The perennially-popular Beaverlodge Art Club’s miniature art show and sale is once again returning to our crimson-walled Main Gallery at the Beaverlodge Art and Culture Centre March 1.
“Tiny Treasures,” this year’s theme, will feature small, affordable artwork by local artists. Even the most art-filled home has room for a pint-sized piece of original art!
Coralie Rycroft, President of the Art Society, explains, “This show and sale is our primary annual fundraiser for the Art Club and helps us promote art in our community and support our local artists.”
The art pieces on display – no larger than 12 x 12 inches – will include a variety of media: watercolour, oil, acrylic, prints, photographs, jewelry and more, all ready to hang, display, or wear.
This year represents the 28th annual Miniature Show that the Beaverlodge Art and Culture Centre has hosted on behalf of the fundraising activities of the Art Club.
Each year there is a tiny treasure offered by one of the participating artists for the opening day draw – “Chirpy Chums” by local artist Joy Kuechle’s (chickadees are her favourite bird to paint) will be going to a new home with a lucky attendee at the end of opening day, March 1. Get your name in the draw box!
An acrylic painting class got Joy hooked and she’s been painting ever since, with inspiration coming from nature, farm life, and the beautiful skies of the peace country.
The Sky’s The Limit
Josh Bourget is fascinated by clouds.
“We tend to think of geographical features to be permanent, but we wrestle to chart the ever-changing skyscapes above us. The sky is full of landscapes; no two are the same.”
And so was born Josh’s first solo exhibit at BACS. “Skyscapes – Forgotten Lands” is an artistic photographic exploration of landscapes created by the constantly shifting veils of vapours above us.
“Many early mornings and late evenings have been spent chasing the light with my camera.”
Having spent his childhood years in Rankin Inlet, Nunavut, Josh was introduced to art forms as a young boy in the Matchbox Gallery which he could observe from his bedroom window across the street.

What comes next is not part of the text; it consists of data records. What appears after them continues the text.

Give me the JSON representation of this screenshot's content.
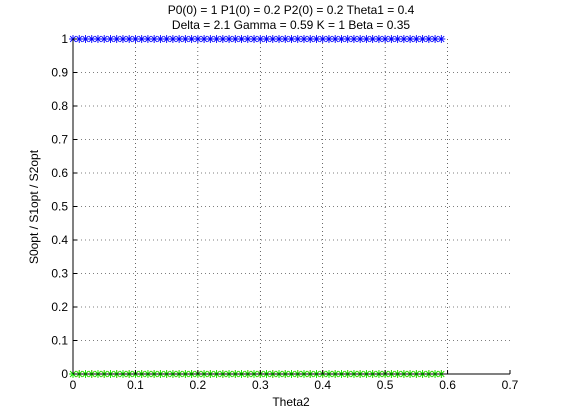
{
  "chart_data": {
    "type": "line",
    "title": [
      "P0(0) = 1 P1(0) = 0.2 P2(0) = 0.2 Theta1 = 0.4",
      "Delta = 2.1 Gamma = 0.59 K = 1 Beta = 0.35"
    ],
    "xlabel": "Theta2",
    "ylabel": "S0opt / S1opt / S2opt",
    "xlim": [
      0,
      0.7
    ],
    "ylim": [
      0,
      1
    ],
    "xticks": [
      "0",
      "0.1",
      "0.2",
      "0.3",
      "0.4",
      "0.5",
      "0.6",
      "0.7"
    ],
    "yticks": [
      "0",
      "0.1",
      "0.2",
      "0.3",
      "0.4",
      "0.5",
      "0.6",
      "0.7",
      "0.8",
      "0.9",
      "1"
    ],
    "grid": true,
    "marker": "asterisk",
    "x_range": [
      0,
      0.59
    ],
    "x_step": 0.01,
    "series": [
      {
        "color": "#0000ff",
        "value": 1
      },
      {
        "color": "#ff0000",
        "value": 0
      },
      {
        "color": "#00ff00",
        "value": 0
      }
    ]
  }
}
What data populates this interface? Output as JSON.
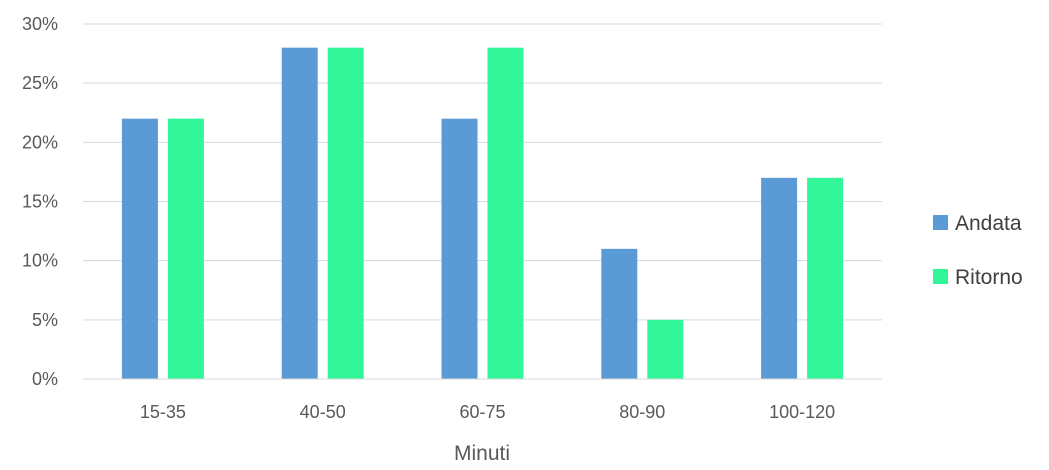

“The owners taught me the basics of watercolour and pottery, and I spent as much time there as possible. The smell of clay and kilns became the fragrance of acceptance and escape.”
When he was 11 his family moved to Yellowknife and when in high school his love of the artistic process was reignited.
Again, he was drawn to the smell of clay and kilns. However, it wasn’t until he was married and settled in Sexsmith that Josh picked up the camera in earnest and dove into photography as his chosen art form. Since then he’s developed his art to be purposeful in its composition and expression.
About “Skyscapes – Forgotten Lands,” Josh explains, “In this series of photographs I explore the reinterpretation of the sky as landforms. These are fleeting moments which fade and are forgotten.”
Josh’s photographs won’t be forgotten. All pieces are printed on matte cotton rag archival paper using UV inks, giving longer life to the art, as they are much less likely to fade over time. The pieces are presentable with or without the extra protection of UV glass.
The opening reception for both shows takes place at 2 p.m., Sunday, March 1 (doors open at 1 p.m.) with the galleries open for viewing free of charge until March 26. Finger foods will be served in the centre’s tea room and we’re grateful to have freshly roasted coffee generously supplied and served by locally-operated Rustic Woods Coffee Roasters.